Politique et vertu civique

L'actualité au prisme de la philosophie


Les frasques de Berlusconi avec des prostituées mineures, les vacances tunisiennes de Michèle Alliot-Marie ont relancé le problème des rapports entre politique et vertus morales. Cette question est depuis longtemps l’objet de discussions philosophiques.

En politique, s’agit-il de considérer que l’homme ou la femme en charge de mandats publics doivent être vertueux tant dans leur action publique que dans leur vie privée ou doit-on juger leur action uniquement à leur capacité à réaliser les objectifs pour lesquels ils ont été élus ?

Paraître car tout n’est qu’apparence...

Machiavel, dans Le Prince, considère qu’il n’est pas tant nécessaire qu’un Prince soit vertueux, mais il faut qu’il paraisse l’être. Et Machiavel va même plus loin: s’il était réellement vertueux en toute circonstance, cela pourrait lui nuire.  Pourquoi ? Pour deux raisons. D’une part, parce que la plupart des hommes ne sont pas vertueux; de fait, si le Prince s’astreint à l’être il risque fort d’échouer dans ses actions. D’autre part, parce qu’affirme Machiavel: “le vulgaire est toujours pris par les apparences et les résultats. Or en ce monde tout n'est que vulgaire”. Ainsi la plupart des individus se laissent prendre aux apparences et ceux qui réussissent à percer au-delà des apparences n’osent pas s’opposer à la majorité. De toute façon, il est plus certain de juger un individu sur la réussite de ses actions que sur la pureté de ses intentions.

De fait, dans une telle conception, le tort d’Alliot-Marie ou de Berlusconi, c’est d’avoir été découverts au grand jour.

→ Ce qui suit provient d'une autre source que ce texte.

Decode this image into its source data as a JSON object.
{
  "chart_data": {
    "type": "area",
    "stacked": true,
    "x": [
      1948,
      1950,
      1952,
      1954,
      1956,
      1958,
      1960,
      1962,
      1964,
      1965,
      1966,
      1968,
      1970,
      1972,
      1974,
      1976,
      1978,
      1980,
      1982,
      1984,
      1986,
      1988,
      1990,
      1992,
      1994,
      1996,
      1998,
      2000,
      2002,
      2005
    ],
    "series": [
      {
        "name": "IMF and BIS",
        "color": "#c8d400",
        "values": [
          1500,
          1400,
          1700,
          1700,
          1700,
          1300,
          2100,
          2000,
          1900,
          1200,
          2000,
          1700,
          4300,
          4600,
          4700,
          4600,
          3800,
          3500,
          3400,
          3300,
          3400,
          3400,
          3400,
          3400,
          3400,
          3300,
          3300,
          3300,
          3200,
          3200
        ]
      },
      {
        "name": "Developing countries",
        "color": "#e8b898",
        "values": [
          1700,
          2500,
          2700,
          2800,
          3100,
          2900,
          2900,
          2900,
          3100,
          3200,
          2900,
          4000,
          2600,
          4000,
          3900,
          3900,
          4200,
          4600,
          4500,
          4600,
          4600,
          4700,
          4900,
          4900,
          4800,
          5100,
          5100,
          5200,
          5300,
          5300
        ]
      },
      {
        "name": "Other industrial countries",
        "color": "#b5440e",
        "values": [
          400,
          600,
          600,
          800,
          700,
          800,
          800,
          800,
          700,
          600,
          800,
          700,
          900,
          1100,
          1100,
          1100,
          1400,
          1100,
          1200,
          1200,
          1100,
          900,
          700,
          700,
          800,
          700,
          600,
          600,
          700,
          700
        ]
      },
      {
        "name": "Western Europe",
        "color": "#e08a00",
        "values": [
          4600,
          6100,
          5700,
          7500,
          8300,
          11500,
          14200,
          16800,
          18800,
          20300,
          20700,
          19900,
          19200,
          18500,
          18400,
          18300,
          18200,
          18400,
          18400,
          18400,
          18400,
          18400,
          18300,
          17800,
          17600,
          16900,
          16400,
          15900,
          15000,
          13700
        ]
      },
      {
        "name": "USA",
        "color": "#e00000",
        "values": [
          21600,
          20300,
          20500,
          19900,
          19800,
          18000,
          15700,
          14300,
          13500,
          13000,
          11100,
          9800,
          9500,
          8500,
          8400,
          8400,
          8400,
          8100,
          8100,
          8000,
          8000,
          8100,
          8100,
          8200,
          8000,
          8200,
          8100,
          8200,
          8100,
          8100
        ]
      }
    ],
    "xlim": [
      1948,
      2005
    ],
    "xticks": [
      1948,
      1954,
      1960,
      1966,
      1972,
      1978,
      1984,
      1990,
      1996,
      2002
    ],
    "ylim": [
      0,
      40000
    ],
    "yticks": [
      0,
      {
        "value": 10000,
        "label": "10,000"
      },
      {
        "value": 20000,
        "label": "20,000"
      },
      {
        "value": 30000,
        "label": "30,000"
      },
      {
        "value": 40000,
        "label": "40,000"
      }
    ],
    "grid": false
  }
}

De ce point de vue, Mitterrand, dont bien des secrets n’ont été révélés publiquement - sur sa maladie ou sa fille illégitime- qu’après sa présidence, méritait bien son surnom de florentin.

Mais si l’on suit Montesquieu dans L’Esprit des lois, on peut se demander si la figure du Prince ne vaut pas uniquement pour un Etat despotique, sans convenir guère à un Etat démocratique.

La vertu, principe de la démocratie

Montesquieu dans L’Esprit des lois soutient la thèse selon laquelle l’Etat démocratique, contrairement à l’Etat despotique ou monarchique ne peut se maintenir sans que ceux qui détiennent des mandats publics soient vertueux.

En effet, il suffit pour l’Etat despotique pour se maintenir de s’appuyer sur le bras armé du Prince. “Dans une monarchie, où celui qui fait exécuter les lois se juge au-dessus des lois, on a besoin de moins de vertu que dans un gouvernement populaire, où celui qui fait exécuter les lois sent qu’il y est soumis lui-même, et qu’il en portera le poids”.

Ainsi pour Montesquieu, ceux qui se réclament de la démocratie doivent viser la vertu et non nous parler seulement “de manufactures, de commerce, de finances, de richesses et de luxe même”. Lorsque la corruption s’empare des démocraties, lorsque le bien public devient le bien de particuliers, alors la République ne peut se maintenir.

En effet, la définition de la démocratie est d’être un régime dans lequel tous se soumettent aux lois de manière égalitaire. Or si les détenteurs des charges publiques n’obéissent plus aux lois qu’ils sont censés faire appliquer, alors la nature de la démocratie est perdue et il s’agit d’un autre régime.

Ainsi selon Montesquieu, l’une des caractéristiques du régime despotique, outre la concentration en un seul homme de l’ensemble des pouvoirs politiques, c’est que dans ce régime celui qui est en charge des fonctions publiques suit son caprice sans se soumettre aux lois: « un seul, sans loi et sans règle, entraîne tout par sa volonté et par ses caprices ».

Ainsi s’il n’est pas certain qu’il faille exiger de l’homme ou de la femme politique qu’il (ou elle) soit moralement vertueux/se, en revanche le principe de la démocratie dans une telle conception exige qu’il ne saurait être, pour le moins, d’une part au-dessus des lois qui régissent les autres citoyens et d’autre part corrompu par des intérêts privés qui pourraient lui faire oublier le bien public.